Another important point to remember is that you do not have to navigate this alone. Many intersex people are told they are ‘rare’ or ‘unique’ and that other people do not have similar experiences: this is simply not true. For all their differences, a lot of intersex people have very similar experiences, often of shame and isolation. Finding community can help you navigate these feelings while also offering emotional support. It is worth seeking out support groups, such as those offered at AGA, to connect with other people who have similar experiences.

Only you can decide what intersex means to you. It does not have to change who you are or how you feel about yourself. Nothing needs to change in light of this information if you do not want it to and intersex may or may not be a label you openly identify with. It is up to you if you want to tell anyone and if so, you alone get to decide who has this information, how much they know and why.

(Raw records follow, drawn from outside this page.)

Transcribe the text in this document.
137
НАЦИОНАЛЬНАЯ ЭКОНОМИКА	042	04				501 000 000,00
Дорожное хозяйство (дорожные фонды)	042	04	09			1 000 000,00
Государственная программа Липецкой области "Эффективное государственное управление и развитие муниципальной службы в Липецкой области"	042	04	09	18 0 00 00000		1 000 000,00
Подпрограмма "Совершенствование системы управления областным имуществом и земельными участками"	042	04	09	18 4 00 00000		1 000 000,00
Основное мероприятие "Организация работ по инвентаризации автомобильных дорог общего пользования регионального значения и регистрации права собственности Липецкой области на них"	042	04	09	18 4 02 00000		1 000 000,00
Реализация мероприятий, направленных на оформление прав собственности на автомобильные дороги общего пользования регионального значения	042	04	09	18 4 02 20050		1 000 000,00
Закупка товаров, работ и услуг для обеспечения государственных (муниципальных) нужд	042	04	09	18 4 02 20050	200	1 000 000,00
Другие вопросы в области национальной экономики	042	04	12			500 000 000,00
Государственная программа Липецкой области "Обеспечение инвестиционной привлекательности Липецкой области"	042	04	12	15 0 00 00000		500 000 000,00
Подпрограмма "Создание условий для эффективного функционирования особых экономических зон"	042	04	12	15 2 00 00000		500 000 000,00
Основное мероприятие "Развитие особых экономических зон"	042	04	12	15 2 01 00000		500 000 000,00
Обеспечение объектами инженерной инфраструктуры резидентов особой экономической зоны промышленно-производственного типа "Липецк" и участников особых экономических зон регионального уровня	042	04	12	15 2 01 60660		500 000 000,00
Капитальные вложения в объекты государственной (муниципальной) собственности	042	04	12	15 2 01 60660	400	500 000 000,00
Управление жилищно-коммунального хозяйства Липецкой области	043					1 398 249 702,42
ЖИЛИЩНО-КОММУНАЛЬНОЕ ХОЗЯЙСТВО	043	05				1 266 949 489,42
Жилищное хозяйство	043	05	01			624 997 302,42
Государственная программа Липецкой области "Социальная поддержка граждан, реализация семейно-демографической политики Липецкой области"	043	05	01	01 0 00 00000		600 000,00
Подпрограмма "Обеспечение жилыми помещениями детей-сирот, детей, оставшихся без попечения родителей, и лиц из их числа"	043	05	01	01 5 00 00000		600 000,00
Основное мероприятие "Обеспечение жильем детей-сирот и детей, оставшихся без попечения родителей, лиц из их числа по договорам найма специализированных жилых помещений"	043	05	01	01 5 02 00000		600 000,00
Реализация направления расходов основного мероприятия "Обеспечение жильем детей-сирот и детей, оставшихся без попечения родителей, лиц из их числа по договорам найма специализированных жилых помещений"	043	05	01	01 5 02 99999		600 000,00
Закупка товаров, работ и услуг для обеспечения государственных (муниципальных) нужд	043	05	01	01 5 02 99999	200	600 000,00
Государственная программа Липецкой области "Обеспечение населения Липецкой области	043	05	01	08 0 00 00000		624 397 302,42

Intersex people are diverse and  the word intersex itself encapsulates millions of people living with natural variations. There is no right or wrong way to “be” intersex, and even the exact same variation will be experienced differently by different people. You may find out that you are intersex at any age and you are not expected to become an expert overnight. This is important to bear in mind because many people report that navigating medical services as an intersex person can be extremely difficult due to inadequate care and substandard training that staff receive. Often you may need to be your own advocate. This means it can be important to find the resource’s  to make the best possible decisions for yourself. It is okay to stand your ground when doctors are urging treatment that you are unsure about and to fight for the right to informed consent. You may wish to enlist a trusted friend, family member, or partner to advocate for you at certain times, or to support you when you are required to inform your healthcare providers.

Key Points

  • Intersex people often deal with shame and stigma. It is a systemic problem that requires our societal norms to change and adapt. There is nothing wrong with being intersex, there is nothing wrong with you and you do not have to deal with it alone.
  • Do not feel pressured into making decisions about your body until you have all the facts you need, including medical history. Finding support within the intersex community can help with this.
  • The medical system can be very difficult and tricky to navigate at times. Do not be afraid to ask as many questions as you need to for clarity.  Seek out advocates who can support you, such as a friend, family or other support services.
  • Your intersex status does not need to be central to your identity (though it can be for some people!) and new knowledge about your body does not have to change who you are.
  • There is no right or wrong way to present yourself as intersex to the world and there is absolutely no need to tell people you are intersex if you do not want to. Do what makes you feel safe and happy with an understanding that this may change with age and experience.